Speech-to-text in 38+ languages. In-browser editor allows you to search, play, edit, organize, and share your transcripts.
https://sonix.ai/
LumenVox
Price: classic enterprise ‘request’ demo, no pricing available
Enterprise high end speech to text. Their website doesn’t list pricing.
https://www.lumenvox.com/
Rev
Price: $1.50 / audio minute
More expensive because it uses AI and humans for 99% accuracy.
https://www.rev.com/
Other speech to text APIs I haven’t had time to research include:
Speech to Text is getting better and better
I remember distinctly my older sister training Dragon software.
She has a learning disability and can’t type well.
My parents bought her the software and the microphone, and she would sit at the family computer for hours training then using the software. It was expensive and slow but it was how she graduated high school.
Now there are many free and paid apps and libraries that give everyone the power of speech to text, faster, easier, and more powerful than ever.

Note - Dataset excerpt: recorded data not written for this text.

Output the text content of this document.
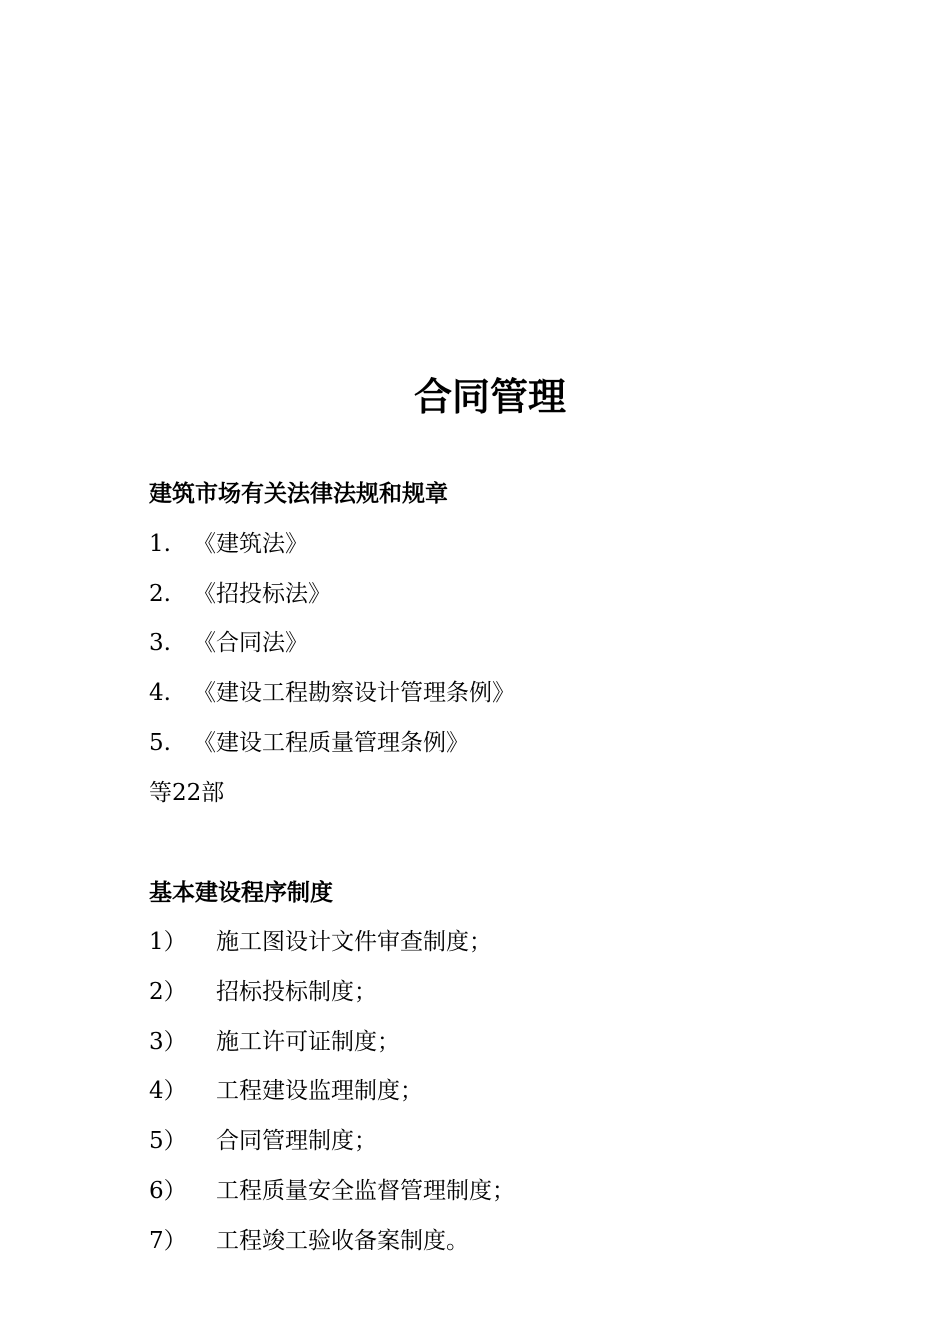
合同管理
建筑市场有关法律法规和规章
1. 《建筑法》
2. 《招投标法》
3. 《合同法》
4. 《建设工程勘察设计管理条例》
5. 《建设工程质量管理条例》
等22部
基本建设程序制度
1） 施工图设计文件审查制度；
2） 招标投标制度；
3） 施工许可证制度；
4） 工程建设监理制度；
5） 合同管理制度；
6） 工程质量安全监督管理制度；
7） 工程竣工验收备案制度。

Our kids are going to look back on this classic Star Trek clip and not understand why it was funny, because computers have actually do listened and responded to them for their whole lifetime.
Fun update, Google released a paper about their text to speech engine. It beats Whisper, supports over 100 languages. https://arxiv.org/abs/2303.01037
Of course you can't use it yet, Google has trouble releasing, but exciting times are ahead!
Thanks Josh, this is all super helpful! It is amazing how far things have come, thanks for the reminder.